Applying this definition to our asset in some examples:
  • Looking at the maximum drop from peak to valley of -32.7 days in the last 5 years of Invesco S&P Global Water Index ETF, we see it is relatively lower, thus worse in comparison to the benchmark SPY (-24.5 days)
  • Looking at maximum DrawDown in of -16.2 days in the period of the last 3 years, we see it is relatively larger, thus better in comparison to SPY (-18.8 days).

MaxDuration:

'The Maximum Drawdown Duration is an extension of the Maximum Drawdown. However, this metric does not explain the drawdown in dollars or percentages, rather in days, weeks, or months. It is the length of time the account was in the Max Drawdown. A Max Drawdown measures a retrenchment from when an equity curve reaches a new high. It’s the maximum an account lost during that retrenchment. This method is applied because a valley can’t be measured until a new high occurs.

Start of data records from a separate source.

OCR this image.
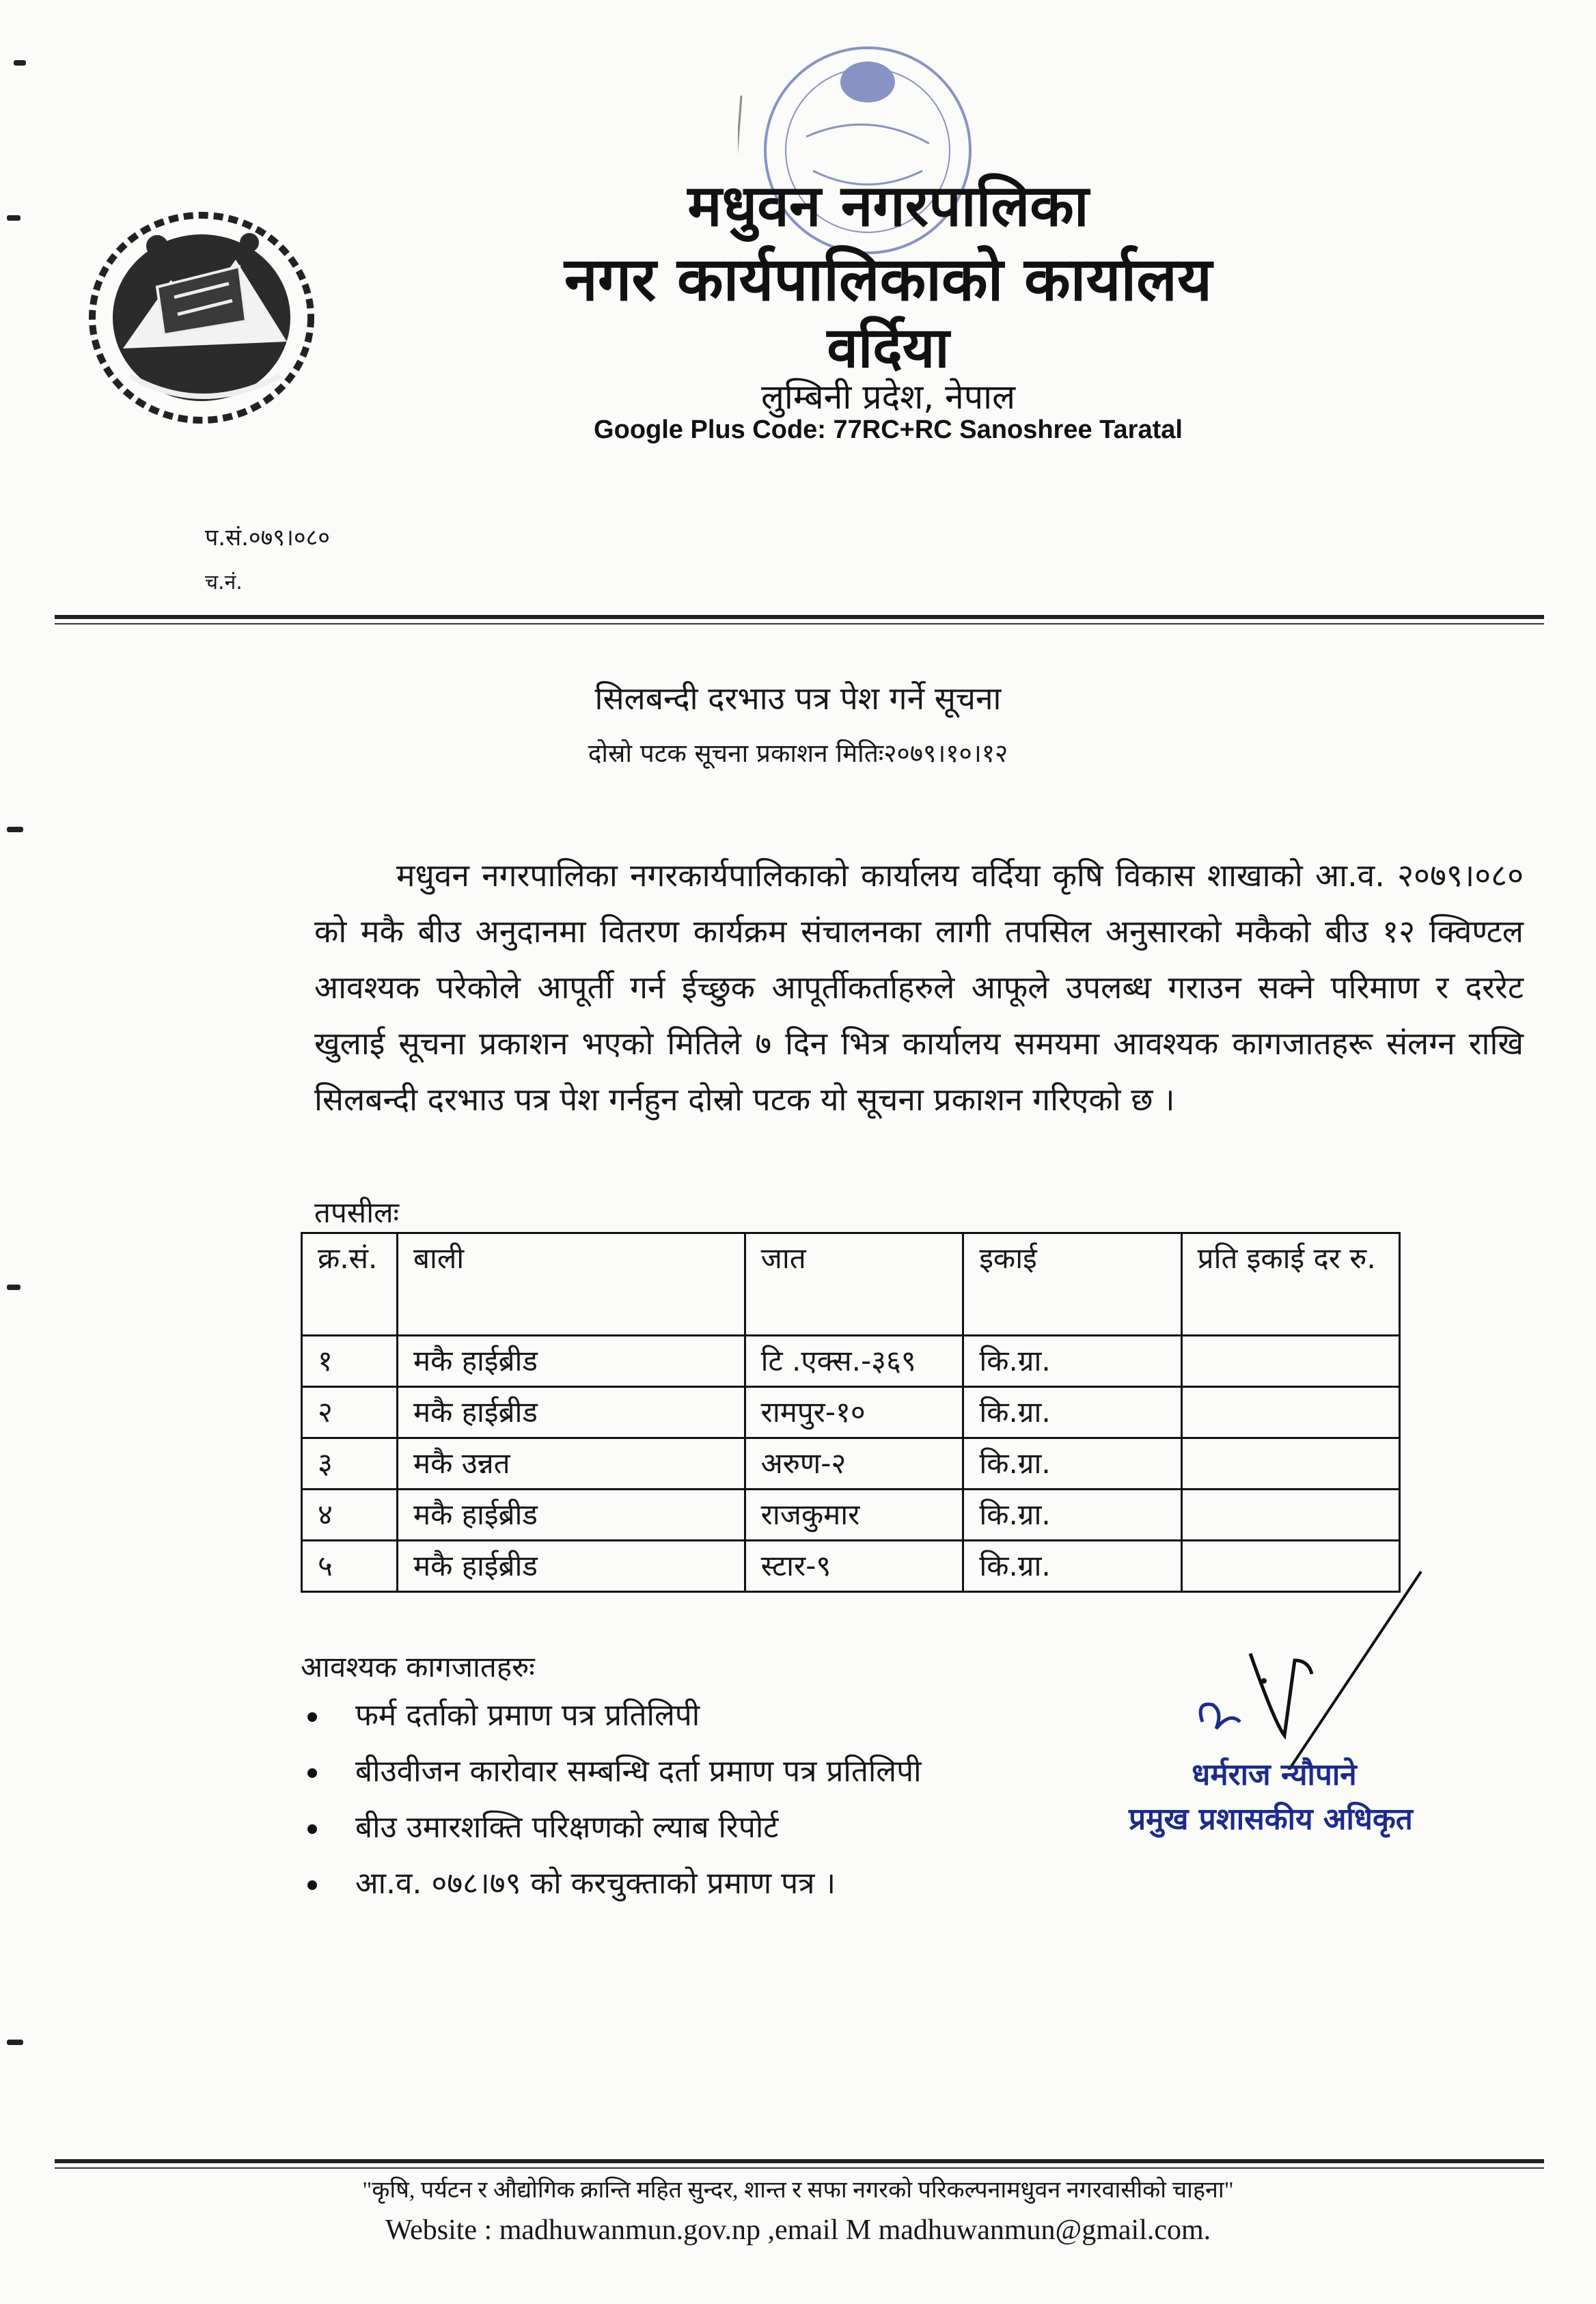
मधुवन नगरपालिका
नगर कार्यपालिकाको कार्यालय
वर्दिया
लुम्बिनी प्रदेश, नेपाल
Google Plus Code: 77RC+RC Sanoshree Taratal
प.सं.०७९।०८०
च.नं.
सिलबन्दी दरभाउ पत्र पेश गर्ने सूचना
दोस्रो पटक सूचना प्रकाशन मितिः२०७९।१०।१२
मधुवन नगरपालिका नगरकार्यपालिकाको कार्यालय वर्दिया कृषि विकास शाखाको आ.व. २०७९।०८० को मकै बीउ अनुदानमा वितरण कार्यक्रम संचालनका लागी तपसिल अनुसारको मकैको बीउ १२ क्विण्टल आवश्यक परेकोले आपूर्ती गर्न ईच्छुक आपूर्तीकर्ताहरुले आफूले उपलब्ध गराउन सक्ने परिमाण र दररेट खुलाई सूचना प्रकाशन भएको मितिले ७ दिन भित्र कार्यालय समयमा आवश्यक कागजातहरू संलग्न राखि सिलबन्दी दरभाउ पत्र पेश गर्नहुन दोस्रो पटक यो सूचना प्रकाशन गरिएको छ ।
तपसीलः
क्र.सं.	बाली	जात	इकाई	प्रति इकाई दर रु.
१	मकै हाईब्रीड	टि .एक्स.-३६९	कि.ग्रा.	
२	मकै हाईब्रीड	रामपुर-१०	कि.ग्रा.	
३	मकै उन्नत	अरुण-२	कि.ग्रा.	
४	मकै हाईब्रीड	राजकुमार	कि.ग्रा.	
५	मकै हाईब्रीड	स्टार-९	कि.ग्रा.	
आवश्यक कागजातहरुः
फर्म दर्ताको प्रमाण पत्र प्रतिलिपी
बीउवीजन कारोवार सम्बन्धि दर्ता प्रमाण पत्र प्रतिलिपी
बीउ उमारशक्ति परिक्षणको ल्याब रिपोर्ट
आ.व. ०७८।७९ को करचुक्ताको प्रमाण पत्र ।
धर्मराज न्यौपाने
प्रमुख प्रशासकीय अधिकृत
"कृषि, पर्यटन र औद्योगिक क्रान्ति महित सुन्दर, शान्त र सफा नगरको परिकल्पनामधुवन नगरवासीको चाहना"
Website : madhuwanmun.gov.np ,email M madhuwanmun@gmail.com.
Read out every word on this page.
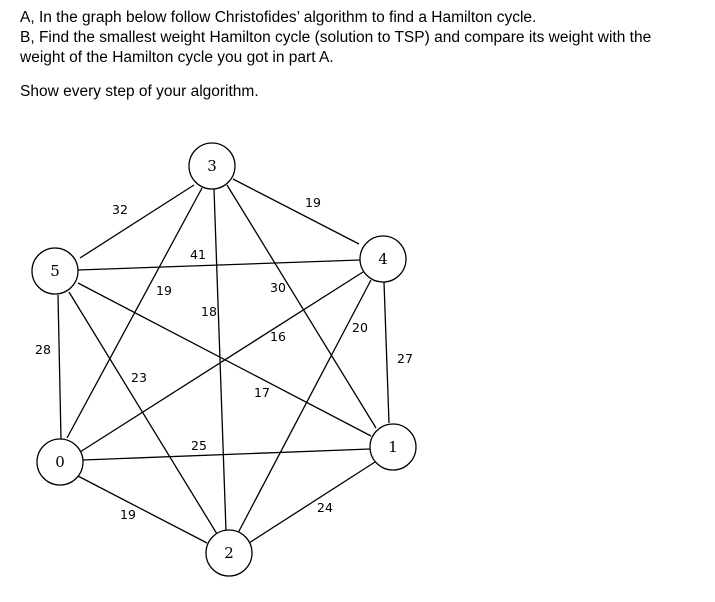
A, In the graph below follow Christofides’ algorithm to find a Hamilton cycle.

B, Find the smallest weight Hamilton cycle (solution to TSP) and compare its weight with the

weight of the Hamilton cycle you got in part A.

Show every step of your algorithm.

32	19
41
19
18
30
16
20
27
28
23
17
25
19	24
5
3
4
0
1
2
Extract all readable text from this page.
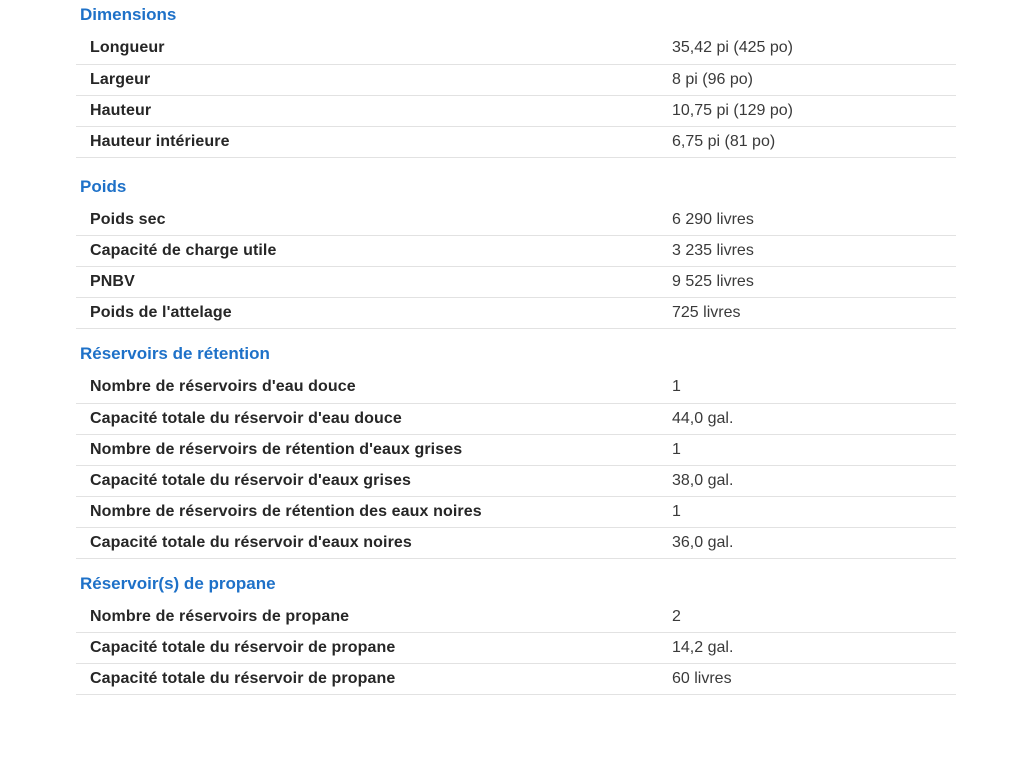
Dimensions
Longueur	35,42 pi (425 po)
Largeur	8 pi (96 po)
Hauteur	10,75 pi (129 po)
Hauteur intérieure	6,75 pi (81 po)
Poids
Poids sec	6 290 livres
Capacité de charge utile	3 235 livres
PNBV	9 525 livres
Poids de l'attelage	725 livres
Réservoirs de rétention
Nombre de réservoirs d'eau douce	1
Capacité totale du réservoir d'eau douce	44,0 gal.
Nombre de réservoirs de rétention d'eaux grises	1
Capacité totale du réservoir d'eaux grises	38,0 gal.
Nombre de réservoirs de rétention des eaux noires	1
Capacité totale du réservoir d'eaux noires	36,0 gal.
Réservoir(s) de propane
Nombre de réservoirs de propane	2
Capacité totale du réservoir de propane	14,2 gal.
Capacité totale du réservoir de propane	60 livres
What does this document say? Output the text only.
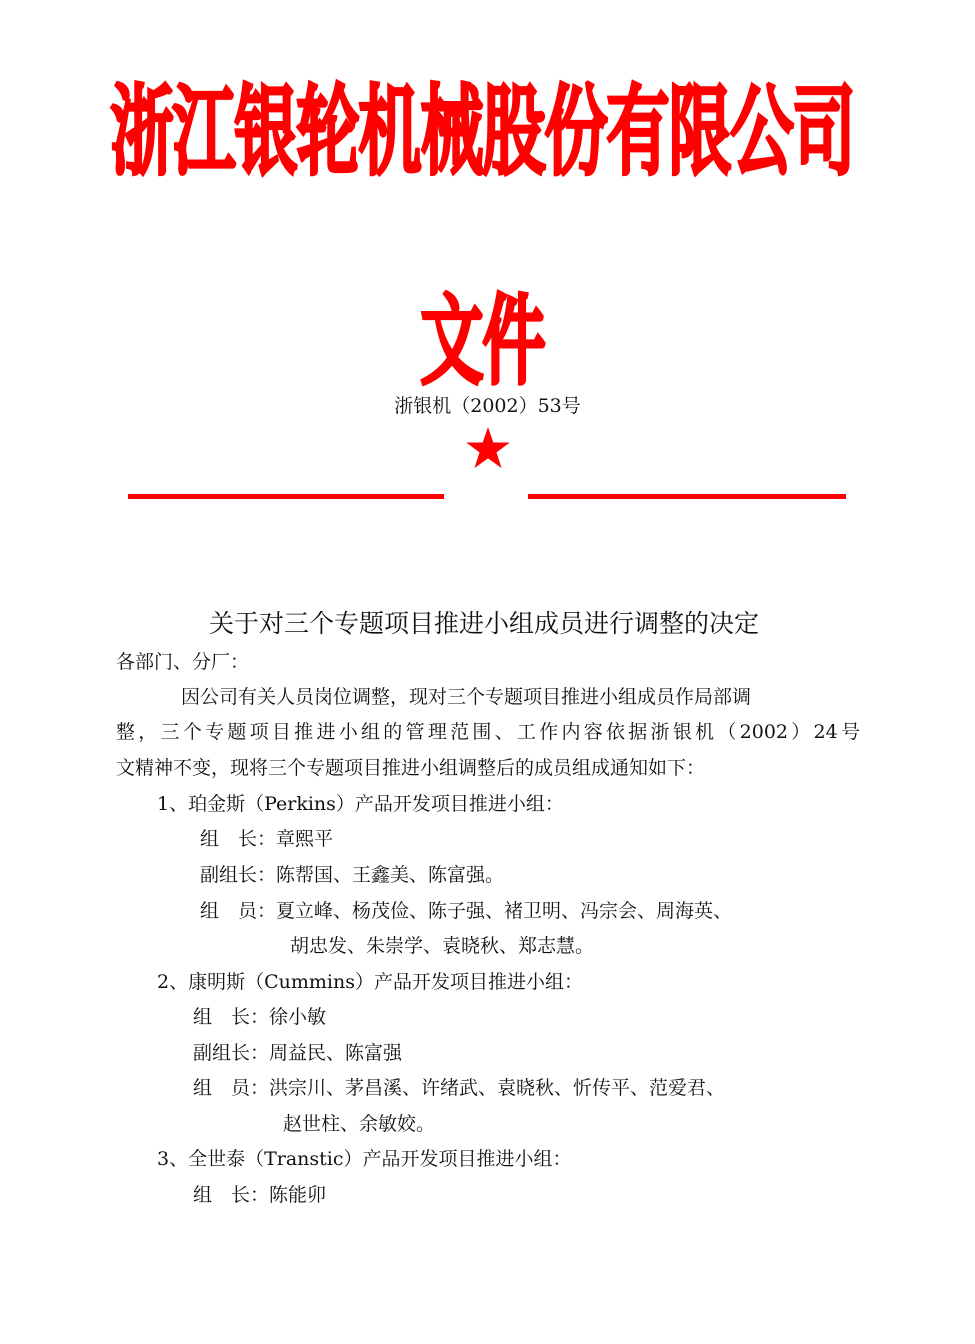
浙江银轮机械股份有限公司文件
浙银机（2002）53号
关于对三个专题项目推进小组成员进行调整的决定
各部门、分厂：
因公司有关人员岗位调整，现对三个专题项目推进小组成员作局部调
整，三个专题项目推进小组的管理范围、工作内容依据浙银机（2002）24号
文精神不变，现将三个专题项目推进小组调整后的成员组成通知如下：
1、珀金斯（Perkins）产品开发项目推进小组：
组　长：章熙平
副组长：陈帮国、王鑫美、陈富强。
组　员：夏立峰、杨茂俭、陈子强、褚卫明、冯宗会、周海英、
胡忠发、朱崇学、袁晓秋、郑志慧。
2、康明斯（Cummins）产品开发项目推进小组：
组　长：徐小敏
副组长：周益民、陈富强
组　员：洪宗川、茅昌溪、许绪武、袁晓秋、忻传平、范爱君、
赵世柱、余敏姣。
3、全世泰（Transtic）产品开发项目推进小组：
组　长：陈能卯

Once the new high is reached, the percentage change from the old high to the bottom of the largest trough is recorded.'

Using this definition on our asset we see for example:
  • Looking at the maximum days under water of 594 days in the last 5 years of Invesco S&P Global Water Index ETF, we see it is relatively greater, thus worse in comparison to the benchmark SPY (488 days)
  • Compared with SPY (87 days) in the period of the last 3 years, the maximum days under water of 155 days is larger, thus worse.

AveDuration:

'The Drawdown Duration is the length of any peak to peak period, or the time between new equity highs. The Avg Drawdown Duration is the average amount of time an investment has seen between peaks (equity highs), or in other terms the average of time under water of all drawdowns. So in contrast to the Maximum duration it does not measure only one drawdown event but calculates the average of all.'

Which means for our asset as example:
  • The average days under water over 5 years of Invesco S&P Global Water Index ETF is 168 days, which is larger, thus worse compared to the benchmark SPY (119 days) in the same period.
  • Compared with SPY (21 days) in the period of the last 3 years, the average days below previous high of 39 days is greater, thus worse.

Performance (YTD)

Historical returns have been extended using synthetic data.

Allocations ()

Allocations

Returns (%)

  • Note that yearly returns do not equal the sum of monthly returns due to compounding.
  • Performance results of Invesco S&P Global Water Index ETF are hypothetical and do not account for slippage, fees or taxes.